Seen today, Magnificent Obsession is almost laughably unwatchable. But All That Heaven Allows retains its punch in the gut of restrictive moral codes and class status. (Widowed matron Jane Wyman falls in love with younger Rock, who -- horrors! -- is also her gardener. Today he'd be called a landscape artist.) The movie has been re-issued via Criterion Collection in dual format -- Blu-Ray and DVD. It looks fabulous, with all of Sirk's trademarked use of color and shadow wonderfully restored.

All That Heaven Allows is a treatise on the dangers -- and easy comforts -- of conformity, and it includes one of cinema's classic images -- the reflection of a lonely, devastated Jane Wyman, seen in the blank screen of new TV set.

Oh, and Agnes Moorehead has one of her best roles as Jane's sympathetic, but acidic, best friend.

All That Heaven Allows was awkwardly "homaged" by director Todd Haynes in his 2002 film, Far From Heaven.

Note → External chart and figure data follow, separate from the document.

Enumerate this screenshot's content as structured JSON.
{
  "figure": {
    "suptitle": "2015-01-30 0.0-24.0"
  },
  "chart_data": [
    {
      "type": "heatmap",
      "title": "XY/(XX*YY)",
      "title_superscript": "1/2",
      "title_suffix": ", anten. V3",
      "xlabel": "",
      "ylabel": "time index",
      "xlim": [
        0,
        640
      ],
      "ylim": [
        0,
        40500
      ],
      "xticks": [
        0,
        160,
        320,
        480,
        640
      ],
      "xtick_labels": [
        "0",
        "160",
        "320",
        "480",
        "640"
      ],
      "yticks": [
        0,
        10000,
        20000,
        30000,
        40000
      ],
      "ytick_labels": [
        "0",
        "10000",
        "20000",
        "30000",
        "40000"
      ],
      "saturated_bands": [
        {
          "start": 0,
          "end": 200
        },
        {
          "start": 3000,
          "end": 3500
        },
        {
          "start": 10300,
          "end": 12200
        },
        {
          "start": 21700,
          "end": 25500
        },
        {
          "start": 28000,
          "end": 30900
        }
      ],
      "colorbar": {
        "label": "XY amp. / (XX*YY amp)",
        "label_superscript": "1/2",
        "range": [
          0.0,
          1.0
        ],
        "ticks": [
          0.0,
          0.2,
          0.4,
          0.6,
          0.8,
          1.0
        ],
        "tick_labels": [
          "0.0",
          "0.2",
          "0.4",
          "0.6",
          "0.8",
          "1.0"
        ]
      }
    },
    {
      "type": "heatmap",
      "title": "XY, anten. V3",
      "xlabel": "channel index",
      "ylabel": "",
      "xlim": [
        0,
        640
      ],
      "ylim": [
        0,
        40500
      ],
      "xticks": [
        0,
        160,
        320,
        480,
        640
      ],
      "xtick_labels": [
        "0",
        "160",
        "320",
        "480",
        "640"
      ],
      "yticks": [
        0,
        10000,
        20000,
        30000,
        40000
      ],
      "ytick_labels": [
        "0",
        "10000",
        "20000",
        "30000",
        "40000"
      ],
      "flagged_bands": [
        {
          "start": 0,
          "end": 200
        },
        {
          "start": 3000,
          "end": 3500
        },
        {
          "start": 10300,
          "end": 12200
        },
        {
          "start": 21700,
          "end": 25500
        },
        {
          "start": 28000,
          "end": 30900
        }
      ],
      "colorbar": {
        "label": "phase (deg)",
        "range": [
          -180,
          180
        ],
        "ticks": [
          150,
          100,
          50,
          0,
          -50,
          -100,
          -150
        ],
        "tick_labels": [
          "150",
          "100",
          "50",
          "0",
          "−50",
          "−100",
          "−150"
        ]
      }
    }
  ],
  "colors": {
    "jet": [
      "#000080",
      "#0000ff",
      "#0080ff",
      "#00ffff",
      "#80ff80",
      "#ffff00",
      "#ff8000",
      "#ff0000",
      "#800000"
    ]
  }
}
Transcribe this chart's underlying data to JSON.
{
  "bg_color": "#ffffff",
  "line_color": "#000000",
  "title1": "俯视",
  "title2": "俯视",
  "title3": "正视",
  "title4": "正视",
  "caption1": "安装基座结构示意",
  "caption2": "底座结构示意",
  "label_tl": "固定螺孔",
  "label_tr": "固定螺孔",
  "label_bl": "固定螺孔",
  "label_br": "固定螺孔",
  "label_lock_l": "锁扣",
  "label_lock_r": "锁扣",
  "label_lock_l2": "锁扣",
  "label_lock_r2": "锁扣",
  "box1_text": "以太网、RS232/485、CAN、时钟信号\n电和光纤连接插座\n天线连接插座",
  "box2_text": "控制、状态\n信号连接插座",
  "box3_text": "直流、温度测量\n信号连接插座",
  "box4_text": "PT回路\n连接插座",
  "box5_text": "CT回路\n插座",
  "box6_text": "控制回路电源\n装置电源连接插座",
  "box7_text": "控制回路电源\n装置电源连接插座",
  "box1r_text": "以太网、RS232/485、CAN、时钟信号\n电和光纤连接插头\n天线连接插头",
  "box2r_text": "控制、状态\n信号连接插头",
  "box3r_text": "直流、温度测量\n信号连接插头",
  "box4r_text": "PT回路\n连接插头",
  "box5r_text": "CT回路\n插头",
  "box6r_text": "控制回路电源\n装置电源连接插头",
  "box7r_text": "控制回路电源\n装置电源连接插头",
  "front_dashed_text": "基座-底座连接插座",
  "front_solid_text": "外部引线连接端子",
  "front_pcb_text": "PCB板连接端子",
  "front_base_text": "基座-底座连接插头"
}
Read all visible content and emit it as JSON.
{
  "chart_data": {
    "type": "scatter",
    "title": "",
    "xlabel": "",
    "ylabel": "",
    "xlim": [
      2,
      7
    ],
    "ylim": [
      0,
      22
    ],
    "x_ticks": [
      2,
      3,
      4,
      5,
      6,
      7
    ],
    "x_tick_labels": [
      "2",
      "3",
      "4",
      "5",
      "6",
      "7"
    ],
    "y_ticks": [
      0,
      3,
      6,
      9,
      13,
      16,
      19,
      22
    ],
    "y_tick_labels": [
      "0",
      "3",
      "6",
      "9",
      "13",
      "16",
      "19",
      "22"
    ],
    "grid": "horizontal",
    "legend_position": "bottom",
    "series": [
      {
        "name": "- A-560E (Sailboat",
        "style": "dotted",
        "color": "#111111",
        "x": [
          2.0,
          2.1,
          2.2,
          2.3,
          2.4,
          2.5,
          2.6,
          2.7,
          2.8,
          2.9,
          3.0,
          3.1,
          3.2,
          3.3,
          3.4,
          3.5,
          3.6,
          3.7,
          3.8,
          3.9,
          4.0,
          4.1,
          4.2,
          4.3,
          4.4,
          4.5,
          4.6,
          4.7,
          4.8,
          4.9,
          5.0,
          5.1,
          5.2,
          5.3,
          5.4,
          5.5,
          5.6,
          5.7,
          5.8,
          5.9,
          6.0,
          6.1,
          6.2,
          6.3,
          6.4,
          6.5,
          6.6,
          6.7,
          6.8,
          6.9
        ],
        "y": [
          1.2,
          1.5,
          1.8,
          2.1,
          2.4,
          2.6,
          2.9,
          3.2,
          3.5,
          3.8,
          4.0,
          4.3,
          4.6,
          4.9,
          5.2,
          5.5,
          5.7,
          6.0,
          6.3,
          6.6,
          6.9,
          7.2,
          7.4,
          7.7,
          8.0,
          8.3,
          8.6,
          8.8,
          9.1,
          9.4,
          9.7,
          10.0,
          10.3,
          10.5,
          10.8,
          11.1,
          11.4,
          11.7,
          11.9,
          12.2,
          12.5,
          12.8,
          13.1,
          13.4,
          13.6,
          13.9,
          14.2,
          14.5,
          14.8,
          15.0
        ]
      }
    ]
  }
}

Aside from the over-meticulous care spent on the color of every leaf on every tree, Hayes' movie was a failure, save for the wrenching performance of Dennis Quaid as a closeted gay man, married to the unfortunate Julianne Moore. (Dennis wuz robbed of an Oscar nomination, in my opinion.)

Douglas Sirk was also the man who gave us the 1959 re-make of Imitation of Life, with Lana Turner suffering fashionably in Jean Louis gowns, and Juanita Moore suffering her way to an Oscar nomination.

Sirk also directed Rock Hudson, Robert Stack, Lauren Bacall and Dorothy Malone in Written on the Wind. This one is memorable mainly for Miss Malone's ripe, over-the-top performance as a wealthy nymphomaniac. (While her father drops dead of a heart attack, Malone is upstairs doing the mambo in her bedroom, dressed in a sheer negligee. Film fans call this "Dorothy's Dance of Death.")

Malone took an Oscar for this crazy performance. Some say she didn't deserve it. I say, but of course she did!